The academic says the authorities are keeping her legal case “filed away” to avoid the political cost of sending her to prison

14ymedio, Madrid, May 29, 2026 — Dr. Alina Bárbara López Hernández, co-director of the Cuba Section of the Latin American Studies Association (LASA), denounced that the Cuban regime prevented her from attending the organization’s annual congress being held this week in Paris.
In a post on her Facebook profile, she explained that despite her important position within LASA’s Cuba Section, “the Cuban Government did not allow me to attend because of the (i)legal process in which I am charged together with Jenny Pantoja, although my travel restriction dates from long before that judicial process.”
López Hernández has been under a travel ban imposed by Cuban authorities since June 2023, despite the intellectual having denounced the arbitrariness of this State decision, which contradicts the Constitution of the Republic itself.
The academic noted in her Thursday post that the prohibition makes her the first co-president of a LASA section in Cuba who is an intellectual under repression and that “this says a great deal about changing times… and about the repressive nature of the Cuban State. Even more than any declaration could say.”
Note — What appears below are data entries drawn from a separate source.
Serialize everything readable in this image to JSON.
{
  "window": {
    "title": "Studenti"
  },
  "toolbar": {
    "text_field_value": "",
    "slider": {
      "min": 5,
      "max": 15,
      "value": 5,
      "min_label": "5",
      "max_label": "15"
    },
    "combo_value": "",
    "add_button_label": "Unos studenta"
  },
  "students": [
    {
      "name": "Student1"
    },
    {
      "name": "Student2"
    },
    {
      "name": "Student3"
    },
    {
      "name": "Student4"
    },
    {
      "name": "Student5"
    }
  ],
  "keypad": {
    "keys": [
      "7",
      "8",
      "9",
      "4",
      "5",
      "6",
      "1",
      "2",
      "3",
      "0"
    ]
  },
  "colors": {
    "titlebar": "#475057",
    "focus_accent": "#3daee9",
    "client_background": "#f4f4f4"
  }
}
“This says a great deal about changing times… and about the repressive nature of the Cuban State. Even more than any declaration could say.”
López and Pantoja are accused of the crime of assault stemming from events that occurred on June 18, 2024, when they were repressed by agents trying to prevent the peaceful protest they carry out on the 18th day of every month. In May 2025, the Prosecutor’s Office requested four years of deprivation of liberty for the intellectual, to be replaced by correctional labor without imprisonment, while for the anthropologist it requested three years, also with the option of substitution by correctional labor.
Interviewed this Friday by Martí Noticias, the academic declared that Cuban authorities are not only preventing her from leaving the country, but are also keeping her legal case and Pantoja’s shelved in order to avoid the political cost of a trial that could send the academic to prison. López Hernández stressed: “Because I am not going to accept correctional labor without imprisonment. I am going to prison, and they know it, that I will not yield on that because of ethics, conviction, and conscience.”
According to the doctor, other Cuban academics from different institutions were able to attend the event, some of them already retired. López Hernández could only share a message with the LASA congress virtually. In the post, the academic thanked colleagues in the session for the debate generated, “where it became clear that studies on Cuba will not respond to political agendas nor can they be conditioned by particular interests.”
“I am not going to accept correctional labor without imprisonment. I am going to prison, and they know it, that I will not yield on that because of ethics, conviction, and conscience.”
14ymedio had already reported this month on the leak of an internal discussion within LASA’s Cuba Section, revealing disagreements over critical positions within the association. The debate originated from a declaration proposed by lawyer and academic Raudiel Peña Barrios, urging the Cuban Government to accept dialogue with citizens who dissent from official economic, political, and social agendas. Figures such as sociologist Aurelio Alonso rejected the proposal, calling it “unacceptable” because they considered it a condemnatory statement. Alina Bárbara López was one of the voices defending the proposal, arguing from her own position as an intellectual suffering repression from State Security.
Since its founding, LASA had been a space close to the Cuban regime’s narrative within the international academic sphere, but after the July 11 protests, the State’s repressive response and the organization’s silence generated discontent among Cuban researchers and led to resignations by members both inside and outside the Island.
In July 2024, more than fifty LASA members requested that the Executive Committee explicitly condemn the “political repression” in Cuba following reports of police violence against Dr. López Hernández and Jenny Pantoja.